De gauche à droite: Térence Mpozenzi, Egide Harerimana, Agnès Ndirubusa et Christine Kamikazi en route pour leur audience au tribunal de Bubanza, dans l’ouest du Burundi, le 6 mai 2020. © 2020 Iwacu
By Lewis Mudge*
Au moment où beaucoup croyaient que la liberté de la presse avait touché le fond au Burundi, la cérémonie de remise de prix aux médias organisée cette semaine par le Conseil national de la communication (CNC), organe contrôlé par le gouvernement, a montré qu’il était possible de tomber encore plus bas.
La cérémonie de cette année avait pour thème le « rôle des médias dans l’assainissement du contexte des élections de 2020 au Burundi » et a distingué un candidat inattendu avec le premier prix dans la catégorie télévision : l’équipe de communication de la police nationale burundaise.
Outre l’évidente étrangeté de cette situation – des forces de sécurité se voyant décerner une récompense médiatique – il faut rappeler que la police du Burundi a été impliquée dans d’innombrables exactions, dont des meurtres, un recours excessif à la force, des arrestations arbitraires et des actes de torture à l’encontre de personnes soupçonnées d’être des opposants politiques, et qu’elle s’est régulièrement livrée à des actes de harcèlement contre des journalistes qui tentaient d’informer sur ces crimes.
Le vainqueur dans la catégorie presse écrite est Edouard Nkurunziza, un journaliste d’Iwacu, le dernier organe de presse indépendant au Burundi. Il a déclaré à Human Rights Watch qu’il n’avait pas pu aller recevoir son prix car il vit dans la clandestinité depuis qu’il a été menacé en mars par un député. Nkurunziza affirme que depuis lors, il continue à recevoir des menaces. Iwacu a écrit au président de l’Assemblée nationale une lettre évoquant cette affaire, qui est restée sans réponse.
Nkurunziza a de bonnes raisons d’avoir peur. Quatre de ses collègues ont comparu devant un tribunal pour faire appel de leur condamnation sur base d’accusations inventées de toutes pièces à deux ans et demi de prison. Ils ont été arrêtés en octobre 2019 lors d’un reportage sur des affrontements entre les forces de sécurité burundaises à un groupe rebelle et, à l’issue d’un procès entaché d’irrégularités, ont été condamnés pour tentative d’atteinte à la sûreté intérieure de l’État. Ses collègues et lui restent aussi sans nouvelles de Jean Bigirimana, porté disparu depuis un déplacement pour un reportage en juillet 2016. Selon des informations non confirmées, Bigirimana a été arrêté par des membres des services de renseignement burundais.
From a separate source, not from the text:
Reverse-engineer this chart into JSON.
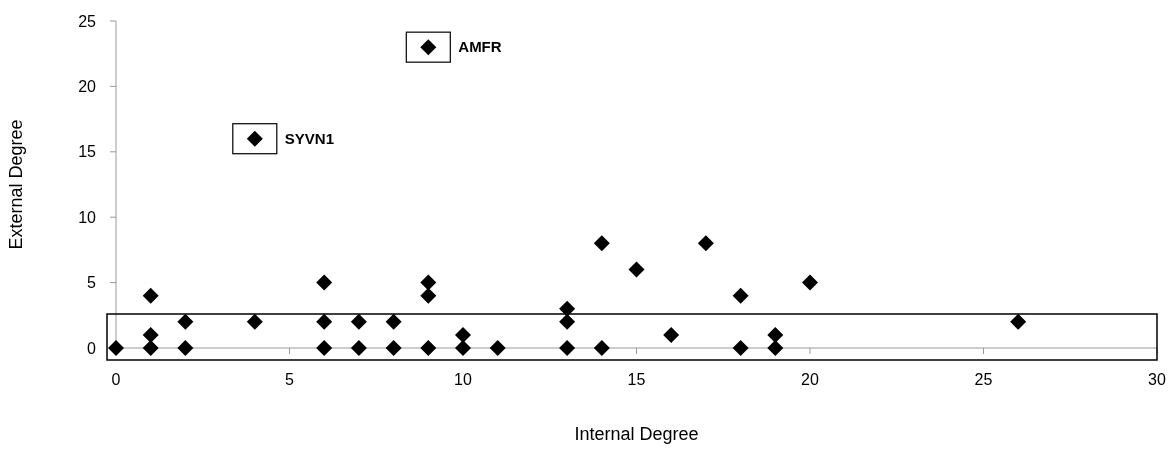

À quelques semaines seulement de la prochaine élection présidentielle au Burundi, de fausses récompenses de la part de l’organe étatique de contrôle des médias viennent ajouter une pointe d’ironie cruelle aux menaces et aux attaques que les journalistes indépendants continuent de subir au Burundi. En ces temps critiques, les journalistes sont plus que jamais nécessaires pour dévoiler les abus et faire éclater la vérité. (Fin).
* Lewis Mudge est Directeur à la division Afrique centrale de Human Rights Watch, une organisation internationale de défense des droits humains basée à New York.